Just Add Magic
Just Add Magic is an American live-action family television series, loosely based on the book of the same name by Cindy Callaghan. It was produced by Amazon Studios. A pilot was produced in 2015 and the series commissioned for a full season the following year. Amazon renewed the series for a second season in June 2016 after it "set a record as the most successful Amazon Original Kids premiere weekend in terms of U.S. Prime Video streams and hours."
Why It Rocks
- It's one of Amazon Prime's most well-known and best-written family programs on the streaming service.
- Even though the show's primarily targeted towards kids, the humor and stakes manage to be very serious and grounded in a way older audiences can enjoy as well. It's like a live-action Gravity Falls: Saccharine on the outside, but groundbreaking and incredibly gripping in reality with the leads solving supernatural mysteries around town.
- Incredible acting from all of the major lead characters, not just from the adults, but from the child actors as well.
- All the major characters --especially the three protector girls-- are incredibly well-written, complex, relatable, and great role models for the viewers. Plus the leads are super intelligent and not just dumbed down for the younger viewers.
- Kelly is the leader of the trio who most commonly uses the magic cookbook, and would often get addicted to its power. She also gets involved with her family a lot and would have to look after her younger brother Buddy.
- Hannah is the smart, organization driven member of trio who constantly has school drama and is obsessed with keeping her grades up. But she would still gladly make time to for recreation and goofing off with her friends.
- Darbie is the fun-loving comic relief who does what she can to participate in the group and surprisingly has quite a bit of hidden depths and clever logical thoughts.
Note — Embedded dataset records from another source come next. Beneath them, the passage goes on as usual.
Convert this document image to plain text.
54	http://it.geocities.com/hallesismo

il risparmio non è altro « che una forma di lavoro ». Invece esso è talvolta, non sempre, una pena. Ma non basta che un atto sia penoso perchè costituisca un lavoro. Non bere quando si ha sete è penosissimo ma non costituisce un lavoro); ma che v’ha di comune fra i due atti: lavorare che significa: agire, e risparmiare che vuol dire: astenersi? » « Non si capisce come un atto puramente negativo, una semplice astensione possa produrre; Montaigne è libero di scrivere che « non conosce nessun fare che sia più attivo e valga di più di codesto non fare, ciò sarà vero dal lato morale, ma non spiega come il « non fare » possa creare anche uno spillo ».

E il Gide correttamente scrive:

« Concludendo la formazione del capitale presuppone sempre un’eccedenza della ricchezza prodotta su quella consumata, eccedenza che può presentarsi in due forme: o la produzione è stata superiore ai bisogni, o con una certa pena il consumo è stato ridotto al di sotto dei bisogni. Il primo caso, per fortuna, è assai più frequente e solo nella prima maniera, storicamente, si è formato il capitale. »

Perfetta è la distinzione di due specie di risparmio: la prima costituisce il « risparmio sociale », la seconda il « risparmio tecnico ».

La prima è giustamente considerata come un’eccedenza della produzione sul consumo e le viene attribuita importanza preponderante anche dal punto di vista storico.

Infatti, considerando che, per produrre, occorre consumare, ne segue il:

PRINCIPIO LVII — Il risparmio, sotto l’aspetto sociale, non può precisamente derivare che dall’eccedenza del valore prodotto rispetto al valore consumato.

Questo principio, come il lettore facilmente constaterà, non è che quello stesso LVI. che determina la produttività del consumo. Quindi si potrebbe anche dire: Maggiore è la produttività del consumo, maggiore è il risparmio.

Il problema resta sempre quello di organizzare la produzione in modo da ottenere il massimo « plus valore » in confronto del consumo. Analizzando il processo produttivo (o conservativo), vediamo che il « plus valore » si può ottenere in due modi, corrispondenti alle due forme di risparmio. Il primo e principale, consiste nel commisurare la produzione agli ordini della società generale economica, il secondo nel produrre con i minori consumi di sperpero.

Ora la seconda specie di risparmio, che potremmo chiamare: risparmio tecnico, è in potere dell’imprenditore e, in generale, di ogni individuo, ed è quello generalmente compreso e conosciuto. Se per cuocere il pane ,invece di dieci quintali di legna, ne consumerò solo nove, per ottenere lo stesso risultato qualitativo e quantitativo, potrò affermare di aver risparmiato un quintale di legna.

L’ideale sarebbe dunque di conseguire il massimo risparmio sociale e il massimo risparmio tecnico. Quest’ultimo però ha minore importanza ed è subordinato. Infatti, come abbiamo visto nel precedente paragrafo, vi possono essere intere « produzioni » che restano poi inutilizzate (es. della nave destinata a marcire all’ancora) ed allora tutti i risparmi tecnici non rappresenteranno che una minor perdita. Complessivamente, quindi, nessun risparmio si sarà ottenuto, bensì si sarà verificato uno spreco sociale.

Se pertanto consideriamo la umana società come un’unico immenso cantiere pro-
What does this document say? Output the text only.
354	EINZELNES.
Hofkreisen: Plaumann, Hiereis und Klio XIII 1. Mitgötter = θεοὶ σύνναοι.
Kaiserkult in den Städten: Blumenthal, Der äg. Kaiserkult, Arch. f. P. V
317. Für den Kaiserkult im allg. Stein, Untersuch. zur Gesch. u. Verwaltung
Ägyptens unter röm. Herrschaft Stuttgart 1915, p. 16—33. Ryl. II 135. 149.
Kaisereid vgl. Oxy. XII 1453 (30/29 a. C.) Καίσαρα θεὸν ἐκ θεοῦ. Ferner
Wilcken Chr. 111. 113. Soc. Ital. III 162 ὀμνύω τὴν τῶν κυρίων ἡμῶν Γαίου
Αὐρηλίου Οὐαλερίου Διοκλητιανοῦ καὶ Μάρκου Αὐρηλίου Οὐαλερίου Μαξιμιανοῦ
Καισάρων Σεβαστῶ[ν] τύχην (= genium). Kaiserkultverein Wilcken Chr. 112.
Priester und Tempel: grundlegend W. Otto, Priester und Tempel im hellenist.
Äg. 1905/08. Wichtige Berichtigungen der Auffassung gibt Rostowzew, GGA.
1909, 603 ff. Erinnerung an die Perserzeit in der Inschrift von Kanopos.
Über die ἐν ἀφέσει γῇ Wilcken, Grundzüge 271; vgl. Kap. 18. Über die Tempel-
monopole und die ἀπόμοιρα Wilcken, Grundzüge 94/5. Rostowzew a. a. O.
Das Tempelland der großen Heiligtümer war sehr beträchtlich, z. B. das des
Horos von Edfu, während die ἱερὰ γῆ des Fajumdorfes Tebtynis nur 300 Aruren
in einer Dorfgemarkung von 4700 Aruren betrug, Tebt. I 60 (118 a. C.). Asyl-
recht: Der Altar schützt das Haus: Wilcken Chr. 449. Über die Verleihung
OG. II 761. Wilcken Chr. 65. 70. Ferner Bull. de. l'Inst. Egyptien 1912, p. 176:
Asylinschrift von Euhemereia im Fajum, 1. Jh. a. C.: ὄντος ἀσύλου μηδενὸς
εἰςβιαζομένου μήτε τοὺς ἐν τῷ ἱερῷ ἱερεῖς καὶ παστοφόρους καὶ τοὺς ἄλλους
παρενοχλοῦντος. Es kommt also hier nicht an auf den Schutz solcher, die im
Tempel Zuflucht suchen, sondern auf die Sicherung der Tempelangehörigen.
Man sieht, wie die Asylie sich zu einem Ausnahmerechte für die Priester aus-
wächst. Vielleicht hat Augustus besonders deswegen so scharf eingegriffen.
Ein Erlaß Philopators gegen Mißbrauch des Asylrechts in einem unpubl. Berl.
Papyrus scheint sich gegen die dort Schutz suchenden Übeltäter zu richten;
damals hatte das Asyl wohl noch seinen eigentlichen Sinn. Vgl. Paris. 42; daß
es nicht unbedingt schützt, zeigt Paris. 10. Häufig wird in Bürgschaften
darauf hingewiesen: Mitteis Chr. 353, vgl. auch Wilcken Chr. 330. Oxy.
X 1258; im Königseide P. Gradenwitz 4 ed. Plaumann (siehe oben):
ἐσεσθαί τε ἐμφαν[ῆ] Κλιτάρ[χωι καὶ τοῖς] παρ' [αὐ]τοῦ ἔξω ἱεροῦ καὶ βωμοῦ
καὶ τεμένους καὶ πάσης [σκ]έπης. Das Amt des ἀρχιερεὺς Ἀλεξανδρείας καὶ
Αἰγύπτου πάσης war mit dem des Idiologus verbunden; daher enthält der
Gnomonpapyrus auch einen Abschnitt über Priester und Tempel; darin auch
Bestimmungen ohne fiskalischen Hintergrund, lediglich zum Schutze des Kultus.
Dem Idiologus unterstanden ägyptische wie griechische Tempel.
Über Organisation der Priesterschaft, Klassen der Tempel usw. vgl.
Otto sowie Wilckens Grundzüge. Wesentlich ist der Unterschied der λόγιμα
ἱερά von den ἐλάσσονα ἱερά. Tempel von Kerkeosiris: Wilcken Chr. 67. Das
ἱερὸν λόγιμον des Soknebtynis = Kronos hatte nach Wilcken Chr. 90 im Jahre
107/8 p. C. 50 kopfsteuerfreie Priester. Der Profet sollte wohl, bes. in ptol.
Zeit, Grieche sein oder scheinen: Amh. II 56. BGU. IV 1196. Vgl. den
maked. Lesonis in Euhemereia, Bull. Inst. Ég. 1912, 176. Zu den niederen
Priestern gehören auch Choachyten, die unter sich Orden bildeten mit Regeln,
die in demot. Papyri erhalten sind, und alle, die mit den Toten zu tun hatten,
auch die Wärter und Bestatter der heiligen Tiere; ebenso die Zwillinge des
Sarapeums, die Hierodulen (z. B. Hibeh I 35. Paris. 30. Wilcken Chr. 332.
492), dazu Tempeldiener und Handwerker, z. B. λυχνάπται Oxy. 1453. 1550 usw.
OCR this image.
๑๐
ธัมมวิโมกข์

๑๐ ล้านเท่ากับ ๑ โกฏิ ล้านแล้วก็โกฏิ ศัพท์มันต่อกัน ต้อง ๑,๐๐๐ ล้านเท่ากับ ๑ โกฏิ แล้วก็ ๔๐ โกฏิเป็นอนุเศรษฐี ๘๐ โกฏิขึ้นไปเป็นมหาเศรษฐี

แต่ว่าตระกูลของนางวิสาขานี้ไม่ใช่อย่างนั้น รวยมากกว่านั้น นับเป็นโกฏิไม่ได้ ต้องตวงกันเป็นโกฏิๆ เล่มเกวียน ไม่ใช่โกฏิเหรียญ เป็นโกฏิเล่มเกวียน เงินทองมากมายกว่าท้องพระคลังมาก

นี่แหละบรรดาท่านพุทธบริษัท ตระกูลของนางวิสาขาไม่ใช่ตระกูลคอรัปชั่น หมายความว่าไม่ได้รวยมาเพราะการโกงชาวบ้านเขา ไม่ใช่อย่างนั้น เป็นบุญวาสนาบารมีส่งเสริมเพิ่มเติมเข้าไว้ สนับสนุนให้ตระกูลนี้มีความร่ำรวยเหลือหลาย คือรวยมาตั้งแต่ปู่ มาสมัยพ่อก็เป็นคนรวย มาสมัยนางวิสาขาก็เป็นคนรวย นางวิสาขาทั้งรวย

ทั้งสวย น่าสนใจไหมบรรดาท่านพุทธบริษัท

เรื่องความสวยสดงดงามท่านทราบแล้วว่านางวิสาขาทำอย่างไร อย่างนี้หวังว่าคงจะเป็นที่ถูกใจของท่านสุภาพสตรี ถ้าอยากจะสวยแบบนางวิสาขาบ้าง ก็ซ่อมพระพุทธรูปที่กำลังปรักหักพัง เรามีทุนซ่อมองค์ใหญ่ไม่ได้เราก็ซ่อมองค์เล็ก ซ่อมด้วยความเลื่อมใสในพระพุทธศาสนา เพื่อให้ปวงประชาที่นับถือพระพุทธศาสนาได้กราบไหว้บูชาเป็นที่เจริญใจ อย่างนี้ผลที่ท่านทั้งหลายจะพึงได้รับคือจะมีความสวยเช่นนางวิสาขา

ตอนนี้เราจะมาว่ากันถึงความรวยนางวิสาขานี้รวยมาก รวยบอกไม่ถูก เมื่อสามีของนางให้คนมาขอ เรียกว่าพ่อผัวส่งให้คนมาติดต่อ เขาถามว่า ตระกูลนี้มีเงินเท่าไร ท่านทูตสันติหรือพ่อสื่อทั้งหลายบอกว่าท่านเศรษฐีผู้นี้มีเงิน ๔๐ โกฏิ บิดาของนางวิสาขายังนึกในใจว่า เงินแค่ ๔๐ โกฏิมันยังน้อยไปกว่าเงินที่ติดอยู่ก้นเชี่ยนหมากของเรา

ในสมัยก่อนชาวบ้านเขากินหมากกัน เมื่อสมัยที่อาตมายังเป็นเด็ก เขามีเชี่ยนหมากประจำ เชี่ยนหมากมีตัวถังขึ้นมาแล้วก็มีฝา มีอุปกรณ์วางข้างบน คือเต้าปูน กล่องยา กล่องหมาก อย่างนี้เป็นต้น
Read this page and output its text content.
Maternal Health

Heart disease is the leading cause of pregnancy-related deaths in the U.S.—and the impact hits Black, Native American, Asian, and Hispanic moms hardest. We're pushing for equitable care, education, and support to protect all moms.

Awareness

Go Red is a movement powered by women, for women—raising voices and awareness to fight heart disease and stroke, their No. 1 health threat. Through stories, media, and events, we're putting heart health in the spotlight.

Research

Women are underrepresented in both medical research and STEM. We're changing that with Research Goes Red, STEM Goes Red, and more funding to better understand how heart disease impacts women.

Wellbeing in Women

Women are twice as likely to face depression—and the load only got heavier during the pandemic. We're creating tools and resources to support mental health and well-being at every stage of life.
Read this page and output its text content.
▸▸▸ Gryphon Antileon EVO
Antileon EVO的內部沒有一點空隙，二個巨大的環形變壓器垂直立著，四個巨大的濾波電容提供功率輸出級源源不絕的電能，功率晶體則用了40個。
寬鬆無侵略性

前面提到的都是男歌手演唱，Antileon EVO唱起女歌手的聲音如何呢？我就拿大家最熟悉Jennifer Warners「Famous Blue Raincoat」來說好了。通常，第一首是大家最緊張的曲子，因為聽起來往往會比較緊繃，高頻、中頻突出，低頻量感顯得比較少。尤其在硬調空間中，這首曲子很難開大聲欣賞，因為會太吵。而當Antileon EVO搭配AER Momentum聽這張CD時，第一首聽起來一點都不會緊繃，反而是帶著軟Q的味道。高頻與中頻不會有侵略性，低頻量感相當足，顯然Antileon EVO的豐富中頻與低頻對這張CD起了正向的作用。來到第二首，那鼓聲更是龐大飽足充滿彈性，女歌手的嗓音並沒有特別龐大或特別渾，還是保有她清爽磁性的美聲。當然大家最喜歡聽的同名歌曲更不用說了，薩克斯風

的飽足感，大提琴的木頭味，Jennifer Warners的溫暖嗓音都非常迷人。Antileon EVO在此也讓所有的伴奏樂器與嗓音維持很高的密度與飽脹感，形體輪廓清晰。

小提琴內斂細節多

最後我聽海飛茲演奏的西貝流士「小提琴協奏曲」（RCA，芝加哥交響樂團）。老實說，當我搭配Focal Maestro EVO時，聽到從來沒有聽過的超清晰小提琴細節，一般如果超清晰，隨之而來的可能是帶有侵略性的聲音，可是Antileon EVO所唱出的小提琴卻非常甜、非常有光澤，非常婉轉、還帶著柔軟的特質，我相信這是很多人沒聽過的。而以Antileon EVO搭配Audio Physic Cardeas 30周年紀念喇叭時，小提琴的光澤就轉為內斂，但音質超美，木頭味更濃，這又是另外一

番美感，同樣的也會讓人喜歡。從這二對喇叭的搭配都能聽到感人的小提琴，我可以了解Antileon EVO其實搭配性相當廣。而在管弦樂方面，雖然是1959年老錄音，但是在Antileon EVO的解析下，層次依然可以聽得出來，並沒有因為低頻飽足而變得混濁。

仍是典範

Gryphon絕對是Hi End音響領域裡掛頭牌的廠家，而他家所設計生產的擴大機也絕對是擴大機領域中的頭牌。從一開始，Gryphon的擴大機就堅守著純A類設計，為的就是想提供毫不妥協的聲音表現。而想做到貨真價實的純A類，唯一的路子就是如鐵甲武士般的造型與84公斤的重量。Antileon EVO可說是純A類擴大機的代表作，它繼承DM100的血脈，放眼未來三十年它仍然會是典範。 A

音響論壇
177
She also has her fair share of family drama with her parents involving her father past divorce and how his relationships would work out.
- As the second season kicks in, the adults and elder adults (especially Becky Quinn, Ida Perez, and Gina Silvers) get much more time to shine now that their mysteries had been solved and as result we get to dive into their backstories and personalities much more than in the previous season, which makes the show a fan favorite for adults as well sense they also have characters to relate to
- Even some of the non-protector characters are interesting and compelling.
- Jake -- the girls' closest friend -- is more than just "the black best friend"; he's got his own set of problems and issues, including him constantly being involved in the magic and his relationship with his boss Mama P. He's also a great companion to the protectors.
- Kelly's parents Scott and Terri Quinn are more than just "the lead character's parents" that most kids shows have. Aside from being very loving and wanting to make sure their kids are safe, they have their own fun quirks and character traits. Scott's very proactive towards his mother (Becky) and has a love of old vinyl music and Terri's a hard-working, determined business woman, who even gets a mayor subplot in one season.
- The antagonists are well-intentioned and/or entertaining. Notable examples being Mama P, Chuck Hankins and Jill.
- While the show manages to take its main concept pretty seriously with the mysteries in the seasons, the show also knows when to breathe and give the characters minor side-plots, and lots of heartfelt emotional moments to balance it out. Having the three leads be childhood friends definitely helps.
- The major twists and surprises through the show are all well-thought out and planned well with very little clichés. It's enough to keep even a hardened viewer hooked.
The Only Bad Quality
- A lot of fans will agree that the pilot episode --although decent on its own--doesn't exactly flow with the serious tone of the rest of the series, and isn't the best way to establish the show's nature.